Mason scoffs. “That sounds rehearsed.”

“It’s not,” Gabriel replies. “I asked Natalie because she’s the only person I trust with my daughter. And I know her well enough to know that matters. I like her. And that's more than enough to mean this.”

That shifts the air.

I feel it.

Not the words themselves.I like her. I trust her with my daughter.But the way he says them. Like they’re facts. Like they’ve been true for a while.

Heat creeps up my neck before I can stop it.

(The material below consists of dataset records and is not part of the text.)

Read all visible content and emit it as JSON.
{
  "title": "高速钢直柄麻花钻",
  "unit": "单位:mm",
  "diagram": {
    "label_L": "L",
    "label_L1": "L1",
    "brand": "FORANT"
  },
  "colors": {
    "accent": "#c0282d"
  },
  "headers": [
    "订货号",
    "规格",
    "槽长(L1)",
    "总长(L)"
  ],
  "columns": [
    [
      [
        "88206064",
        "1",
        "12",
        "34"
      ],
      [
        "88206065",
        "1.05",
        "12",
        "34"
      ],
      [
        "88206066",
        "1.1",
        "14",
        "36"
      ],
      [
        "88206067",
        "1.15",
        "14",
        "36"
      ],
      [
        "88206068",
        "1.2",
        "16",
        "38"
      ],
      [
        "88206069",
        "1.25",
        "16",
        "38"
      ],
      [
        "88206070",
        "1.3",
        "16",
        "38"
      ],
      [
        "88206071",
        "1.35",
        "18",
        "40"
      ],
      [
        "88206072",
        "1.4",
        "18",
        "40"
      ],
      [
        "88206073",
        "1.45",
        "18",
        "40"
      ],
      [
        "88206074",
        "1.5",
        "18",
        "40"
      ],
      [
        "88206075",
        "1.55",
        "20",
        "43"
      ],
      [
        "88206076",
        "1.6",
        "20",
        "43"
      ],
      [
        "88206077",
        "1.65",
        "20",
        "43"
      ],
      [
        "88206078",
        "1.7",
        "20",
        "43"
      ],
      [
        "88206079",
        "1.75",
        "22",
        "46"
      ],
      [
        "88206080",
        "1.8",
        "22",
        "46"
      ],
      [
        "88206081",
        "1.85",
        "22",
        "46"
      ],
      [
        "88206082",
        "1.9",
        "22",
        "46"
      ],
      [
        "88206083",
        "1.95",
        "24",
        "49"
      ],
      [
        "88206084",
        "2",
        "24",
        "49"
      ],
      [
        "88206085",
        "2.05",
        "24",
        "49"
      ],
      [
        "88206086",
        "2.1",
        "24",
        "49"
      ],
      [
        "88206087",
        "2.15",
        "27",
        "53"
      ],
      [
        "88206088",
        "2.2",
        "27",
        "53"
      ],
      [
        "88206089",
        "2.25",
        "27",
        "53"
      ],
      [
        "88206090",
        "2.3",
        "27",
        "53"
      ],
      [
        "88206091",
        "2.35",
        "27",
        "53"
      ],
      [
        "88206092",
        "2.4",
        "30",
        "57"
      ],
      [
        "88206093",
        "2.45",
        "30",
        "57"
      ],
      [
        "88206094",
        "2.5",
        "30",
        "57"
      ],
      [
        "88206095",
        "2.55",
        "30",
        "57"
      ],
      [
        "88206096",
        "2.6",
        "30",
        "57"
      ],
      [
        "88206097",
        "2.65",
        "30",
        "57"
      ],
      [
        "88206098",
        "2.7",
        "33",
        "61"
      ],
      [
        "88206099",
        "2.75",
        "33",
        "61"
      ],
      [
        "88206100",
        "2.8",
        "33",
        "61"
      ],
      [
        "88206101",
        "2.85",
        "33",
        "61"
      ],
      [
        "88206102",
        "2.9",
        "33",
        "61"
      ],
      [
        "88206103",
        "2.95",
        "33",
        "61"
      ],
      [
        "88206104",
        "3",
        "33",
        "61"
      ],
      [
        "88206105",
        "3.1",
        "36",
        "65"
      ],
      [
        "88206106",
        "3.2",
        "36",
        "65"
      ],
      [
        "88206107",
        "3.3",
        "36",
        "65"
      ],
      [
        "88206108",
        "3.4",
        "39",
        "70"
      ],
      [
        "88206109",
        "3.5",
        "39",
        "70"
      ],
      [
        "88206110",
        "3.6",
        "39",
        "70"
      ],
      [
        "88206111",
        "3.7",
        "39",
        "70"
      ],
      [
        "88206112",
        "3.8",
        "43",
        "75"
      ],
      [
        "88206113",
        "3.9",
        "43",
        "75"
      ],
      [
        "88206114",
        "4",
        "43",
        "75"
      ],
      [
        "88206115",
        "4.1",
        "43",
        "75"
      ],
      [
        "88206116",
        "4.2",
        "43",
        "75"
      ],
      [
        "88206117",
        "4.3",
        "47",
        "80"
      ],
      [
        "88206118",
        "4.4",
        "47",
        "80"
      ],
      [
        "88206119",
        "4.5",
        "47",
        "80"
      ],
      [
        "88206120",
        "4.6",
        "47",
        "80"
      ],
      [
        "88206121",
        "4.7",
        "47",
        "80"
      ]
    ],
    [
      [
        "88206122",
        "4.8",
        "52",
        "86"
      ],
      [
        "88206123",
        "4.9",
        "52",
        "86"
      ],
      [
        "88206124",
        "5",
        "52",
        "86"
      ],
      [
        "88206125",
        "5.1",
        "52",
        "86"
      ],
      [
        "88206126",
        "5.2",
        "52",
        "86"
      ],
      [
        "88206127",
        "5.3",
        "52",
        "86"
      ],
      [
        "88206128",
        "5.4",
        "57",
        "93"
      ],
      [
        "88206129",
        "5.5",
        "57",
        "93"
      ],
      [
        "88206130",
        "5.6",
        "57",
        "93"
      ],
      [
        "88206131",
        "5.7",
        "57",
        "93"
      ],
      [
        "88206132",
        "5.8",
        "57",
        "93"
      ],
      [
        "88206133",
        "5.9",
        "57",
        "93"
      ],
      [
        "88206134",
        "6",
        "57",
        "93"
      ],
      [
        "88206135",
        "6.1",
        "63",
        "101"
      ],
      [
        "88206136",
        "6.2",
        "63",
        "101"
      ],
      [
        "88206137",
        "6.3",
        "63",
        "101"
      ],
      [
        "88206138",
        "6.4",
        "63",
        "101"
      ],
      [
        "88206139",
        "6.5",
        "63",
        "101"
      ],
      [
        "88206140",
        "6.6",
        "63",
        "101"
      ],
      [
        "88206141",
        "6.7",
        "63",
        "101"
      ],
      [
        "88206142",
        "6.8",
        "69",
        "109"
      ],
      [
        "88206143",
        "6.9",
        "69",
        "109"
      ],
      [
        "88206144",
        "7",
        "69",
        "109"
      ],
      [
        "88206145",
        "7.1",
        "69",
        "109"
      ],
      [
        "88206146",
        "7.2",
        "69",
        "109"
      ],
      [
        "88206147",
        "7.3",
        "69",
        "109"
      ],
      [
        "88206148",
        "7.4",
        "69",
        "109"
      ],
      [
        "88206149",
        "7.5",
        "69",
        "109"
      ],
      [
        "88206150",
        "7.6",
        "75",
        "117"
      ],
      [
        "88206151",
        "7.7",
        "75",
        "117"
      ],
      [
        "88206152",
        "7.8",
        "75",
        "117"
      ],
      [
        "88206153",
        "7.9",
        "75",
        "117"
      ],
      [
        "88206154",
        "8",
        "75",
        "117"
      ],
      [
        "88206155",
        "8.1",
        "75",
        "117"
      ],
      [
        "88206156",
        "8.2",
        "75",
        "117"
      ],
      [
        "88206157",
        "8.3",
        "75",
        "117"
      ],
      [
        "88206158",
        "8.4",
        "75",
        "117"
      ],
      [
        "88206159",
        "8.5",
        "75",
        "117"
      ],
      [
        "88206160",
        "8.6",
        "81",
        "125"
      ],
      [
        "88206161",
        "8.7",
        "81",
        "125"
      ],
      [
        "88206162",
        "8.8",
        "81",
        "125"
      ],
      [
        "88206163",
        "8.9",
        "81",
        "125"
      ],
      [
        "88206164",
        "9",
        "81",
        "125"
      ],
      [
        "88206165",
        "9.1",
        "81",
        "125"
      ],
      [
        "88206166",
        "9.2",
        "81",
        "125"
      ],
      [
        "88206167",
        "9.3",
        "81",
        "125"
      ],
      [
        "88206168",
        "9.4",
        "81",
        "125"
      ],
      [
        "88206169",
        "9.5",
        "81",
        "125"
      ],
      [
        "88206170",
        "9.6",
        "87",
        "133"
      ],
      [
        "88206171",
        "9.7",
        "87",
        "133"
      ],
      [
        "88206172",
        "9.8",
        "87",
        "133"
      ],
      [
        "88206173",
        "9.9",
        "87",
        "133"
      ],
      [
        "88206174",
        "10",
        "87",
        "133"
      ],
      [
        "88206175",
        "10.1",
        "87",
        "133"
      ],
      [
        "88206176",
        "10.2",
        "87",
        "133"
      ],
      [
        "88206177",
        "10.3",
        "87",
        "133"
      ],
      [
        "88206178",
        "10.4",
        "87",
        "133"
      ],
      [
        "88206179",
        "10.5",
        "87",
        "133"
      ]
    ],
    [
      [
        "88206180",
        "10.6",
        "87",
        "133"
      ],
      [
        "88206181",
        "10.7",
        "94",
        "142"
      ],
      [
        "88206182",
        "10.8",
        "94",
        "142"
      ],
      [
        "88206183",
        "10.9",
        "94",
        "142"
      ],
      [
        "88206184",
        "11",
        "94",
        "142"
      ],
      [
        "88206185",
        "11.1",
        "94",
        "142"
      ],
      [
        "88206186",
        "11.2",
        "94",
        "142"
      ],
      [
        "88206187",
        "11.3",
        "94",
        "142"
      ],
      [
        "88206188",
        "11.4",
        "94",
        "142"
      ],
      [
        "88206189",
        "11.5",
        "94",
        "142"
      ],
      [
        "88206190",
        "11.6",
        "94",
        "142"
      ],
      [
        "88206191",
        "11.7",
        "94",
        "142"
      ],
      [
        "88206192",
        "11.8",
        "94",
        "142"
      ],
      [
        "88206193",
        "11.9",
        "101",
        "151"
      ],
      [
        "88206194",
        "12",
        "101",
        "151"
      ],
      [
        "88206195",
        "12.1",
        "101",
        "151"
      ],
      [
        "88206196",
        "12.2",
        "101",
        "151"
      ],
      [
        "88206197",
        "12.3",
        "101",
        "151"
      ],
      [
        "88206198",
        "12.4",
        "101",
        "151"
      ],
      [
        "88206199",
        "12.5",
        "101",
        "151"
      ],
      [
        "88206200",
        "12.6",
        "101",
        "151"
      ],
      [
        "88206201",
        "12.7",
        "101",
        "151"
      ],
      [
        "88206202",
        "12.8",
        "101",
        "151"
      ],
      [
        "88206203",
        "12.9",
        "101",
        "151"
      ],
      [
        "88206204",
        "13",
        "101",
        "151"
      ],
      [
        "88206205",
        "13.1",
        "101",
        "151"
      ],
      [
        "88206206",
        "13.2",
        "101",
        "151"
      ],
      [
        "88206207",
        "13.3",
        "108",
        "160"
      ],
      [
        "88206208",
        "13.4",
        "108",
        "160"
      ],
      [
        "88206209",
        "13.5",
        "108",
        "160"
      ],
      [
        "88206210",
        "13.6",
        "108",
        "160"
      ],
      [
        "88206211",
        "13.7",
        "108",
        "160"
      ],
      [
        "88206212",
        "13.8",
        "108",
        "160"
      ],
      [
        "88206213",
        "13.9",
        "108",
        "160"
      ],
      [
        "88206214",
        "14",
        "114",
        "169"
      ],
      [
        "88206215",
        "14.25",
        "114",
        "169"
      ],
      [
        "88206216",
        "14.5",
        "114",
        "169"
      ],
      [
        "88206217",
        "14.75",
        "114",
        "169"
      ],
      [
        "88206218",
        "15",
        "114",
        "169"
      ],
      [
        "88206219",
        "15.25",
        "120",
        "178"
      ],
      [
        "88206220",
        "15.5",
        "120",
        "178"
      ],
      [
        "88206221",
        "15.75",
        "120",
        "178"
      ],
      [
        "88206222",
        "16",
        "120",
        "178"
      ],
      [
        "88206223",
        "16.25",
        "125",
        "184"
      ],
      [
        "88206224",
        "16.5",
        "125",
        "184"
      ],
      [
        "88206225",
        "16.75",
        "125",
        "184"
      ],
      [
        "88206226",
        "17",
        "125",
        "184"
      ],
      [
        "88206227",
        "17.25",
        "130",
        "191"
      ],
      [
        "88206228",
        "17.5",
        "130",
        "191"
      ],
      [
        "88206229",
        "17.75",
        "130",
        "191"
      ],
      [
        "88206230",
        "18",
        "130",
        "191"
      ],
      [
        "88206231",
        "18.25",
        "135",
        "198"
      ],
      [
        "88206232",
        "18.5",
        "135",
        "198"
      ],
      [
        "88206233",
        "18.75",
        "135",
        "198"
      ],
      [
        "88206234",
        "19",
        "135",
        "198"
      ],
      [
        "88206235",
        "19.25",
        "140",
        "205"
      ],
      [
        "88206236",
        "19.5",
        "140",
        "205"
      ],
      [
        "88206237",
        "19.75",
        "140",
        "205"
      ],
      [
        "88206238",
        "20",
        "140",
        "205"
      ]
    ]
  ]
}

He didn’t have to say that in front of Mason.

He didn’t have to make it personal.

But he did.

Mason feels it too.

He hates that he feels it.

“You trust her,” Mason mutters. “That’s not the same as loving her.”

My heart thuds once.

“This isn’t a rom-com speech,” I say quietly. “We’re not standing in the rain. We’re making a choice.”

“Fast,” Mason shoots back.

“Yes.”

He runs both hands through his hair.

“God. This is insane.”

He looks at Gabriel again. “You don’t just skip the whole middle. You don’t go from barely-more-than-acquaintances to husband. She’s my sister, not someone you see around the rink. That’s not how this works.”

“And you,” he says to me, “you don’t blow up your life because he’s scared.”

I don’t flinch.

“I’m not blowing up my life,” I say evenly. “I’m expanding it. There’s a difference.”

Mason’s jaw tightens. “You call this stable?”